Link - https://www.hackerearth.com/challenges/hiring/zauba-campus-hiring-challenge19/

Sequential Terms

You are required to determine the n_{th} term of the provided sequence whose relation is as follows :

f(0) = p

f(1) = q

f(2) = r

for n > 2

f(n) = a \times f(n - 1) + b \times f(n-2) + c \times f(n - 3) + g(n)

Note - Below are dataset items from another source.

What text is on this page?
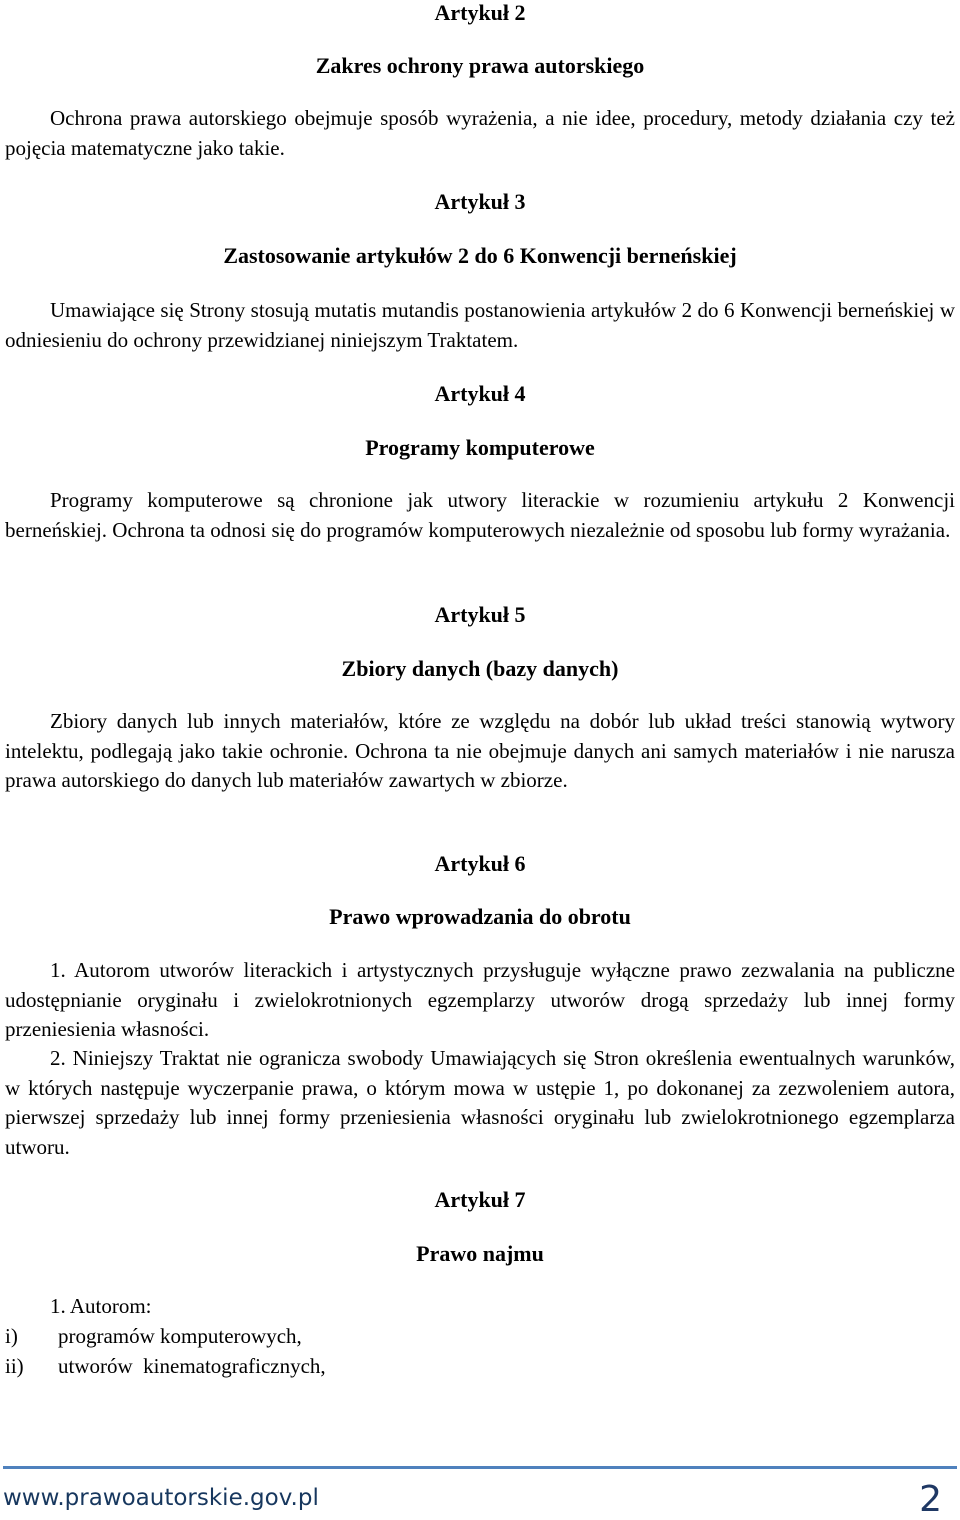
Artykuł 2
Zakres ochrony prawa autorskiego
Ochrona prawa autorskiego obejmuje sposób wyrażenia, a nie idee, procedury, metody działania czy też pojęcia matematyczne jako takie.
Artykuł 3
Zastosowanie artykułów 2 do 6 Konwencji berneńskiej
Umawiające się Strony stosują mutatis mutandis postanowienia artykułów 2 do 6 Konwencji berneńskiej w odniesieniu do ochrony przewidzianej niniejszym Traktatem.
Artykuł 4
Programy komputerowe
Programy komputerowe są chronione jak utwory literackie w rozumieniu artykułu 2 Konwencji berneńskiej. Ochrona ta odnosi się do programów komputerowych niezależnie od sposobu lub formy wyrażania.
Artykuł 5
Zbiory danych (bazy danych)
Zbiory danych lub innych materiałów, które ze względu na dobór lub układ treści stanowią wytwory intelektu, podlegają jako takie ochronie. Ochrona ta nie obejmuje danych ani samych materiałów i nie narusza prawa autorskiego do danych lub materiałów zawartych w zbiorze.
Artykuł 6
Prawo wprowadzania do obrotu
1. Autorom utworów literackich i artystycznych przysługuje wyłączne prawo zezwalania na publiczne udostępnianie oryginału i zwielokrotnionych egzemplarzy utworów drogą sprzedaży lub innej formy przeniesienia własności.
2. Niniejszy Traktat nie ogranicza swobody Umawiających się Stron określenia ewentualnych warunków, w których następuje wyczerpanie prawa, o którym mowa w ustępie 1, po dokonanej za zezwoleniem autora, pierwszej sprzedaży lub innej formy przeniesienia własności oryginału lub zwielokrotnionego egzemplarza utworu.
Artykuł 7
Prawo najmu
1. Autorom:
i)	programów komputerowych,
ii)	utworów  kinematograficznych,
www.prawoautorskie.gov.pl	2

where g(n) = n \times n \times (n + 1)

**Note** Since n_{th} term would be too large, therefore print the value as f(n) (mod (10^9 + 7))

**Input Format**

- First line : t denoting the number of test cases
- Each of the t lines : Seven integers p,q,r,a,b,c,n

**Output Format**

For each test case print f(n) \% (10^9 + 7) that represents the n_{th} term of the sequence in a new line

**Constraints**

1 \leq t \leq 50

1\leq p,q,r,a,b,c,n \leq 10^{18}

**Sample Input**

4

1 2 3 1 1 1 0

1 2 3 1 1 1 1

1 2 3 1 1 1 2

1 2 3 1 1 1 3

**Sample Output**

1

2

3

42

**Explanation**

In Test case 4 :

For the given values of p,q,r,a,b,c

f[0] = 1

f[1] = 2

f[2] = 3

f[3] = 1 \times f[2] + 1 \times f[1] + 1 \times f[0] + 3 \times 3 \times (3 + 1)

f[3] = 1+ 2 + 3 + 36

f[3] = 42

**Time Limit**

5 sec for each test file

If it was simple tribonacci series I would have solved it using companion matrix and matrix exponential method. But how to solve the above problem??